- Q2FY13 sales of Rs.3086 crores came in higher than estimates, on higher revenues from short-term open access (included in transmission income), consultancy and telecom. Recurring EBITDA of Rs.2670 crores was also above forecasts on lower costs and higher sales.
- PAT grew close to 58% and came in higher than estimates on higher net other income and a lower tax rate.
- Against an aggressive FY13 target of Rs.20000 crores, Power Grid completed transmission projects of only Rs.6770 crores till now in H1FY13.
- A target of Rs.13230 crores for H2FY12 looks ambitious; therefore, project execution target set by the company for FY13 are not expected to be met.

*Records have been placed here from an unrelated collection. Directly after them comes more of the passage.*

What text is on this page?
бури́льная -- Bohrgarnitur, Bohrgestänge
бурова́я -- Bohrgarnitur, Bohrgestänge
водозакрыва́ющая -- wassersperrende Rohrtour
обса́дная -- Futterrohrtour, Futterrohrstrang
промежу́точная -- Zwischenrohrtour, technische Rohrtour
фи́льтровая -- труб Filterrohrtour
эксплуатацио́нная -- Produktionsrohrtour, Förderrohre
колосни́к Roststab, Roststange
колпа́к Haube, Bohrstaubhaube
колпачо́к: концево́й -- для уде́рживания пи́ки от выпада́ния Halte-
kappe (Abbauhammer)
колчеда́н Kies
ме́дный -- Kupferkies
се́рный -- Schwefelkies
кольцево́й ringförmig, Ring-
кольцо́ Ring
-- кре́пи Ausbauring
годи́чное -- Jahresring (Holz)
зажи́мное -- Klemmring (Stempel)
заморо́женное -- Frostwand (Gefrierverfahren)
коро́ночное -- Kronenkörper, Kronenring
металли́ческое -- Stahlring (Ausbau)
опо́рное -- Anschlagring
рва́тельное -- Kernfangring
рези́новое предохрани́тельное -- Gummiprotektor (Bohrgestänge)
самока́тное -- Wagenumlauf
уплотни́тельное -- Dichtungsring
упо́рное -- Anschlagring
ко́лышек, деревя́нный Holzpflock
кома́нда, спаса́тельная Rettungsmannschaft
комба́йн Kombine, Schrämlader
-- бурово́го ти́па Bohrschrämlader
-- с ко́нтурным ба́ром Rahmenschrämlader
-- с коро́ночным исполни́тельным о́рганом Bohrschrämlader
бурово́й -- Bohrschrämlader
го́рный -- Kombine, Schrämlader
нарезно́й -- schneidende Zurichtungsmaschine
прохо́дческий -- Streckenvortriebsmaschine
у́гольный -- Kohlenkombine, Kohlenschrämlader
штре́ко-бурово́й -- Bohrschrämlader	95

- Our DCF-based target price of INR135 is based on projecting free cash flows for the next 15 years and assuming a terminal growth rate of 3% after that. We assume a WACC of 9.3%.
- BUY rating is retained on the company, on account of its strong growth prospects and lower-risk profile, with a Target Price of Rs.135.
- Power Grid's stock has underperformed the Sensex by around 12% (Current Price at Rs.117) over the last three months on concerns about the government potentially divesting a part of its stake through a follow-on public offering.
- Key risks to Target Price: Higher capex, Execution delays and equity dilution plans.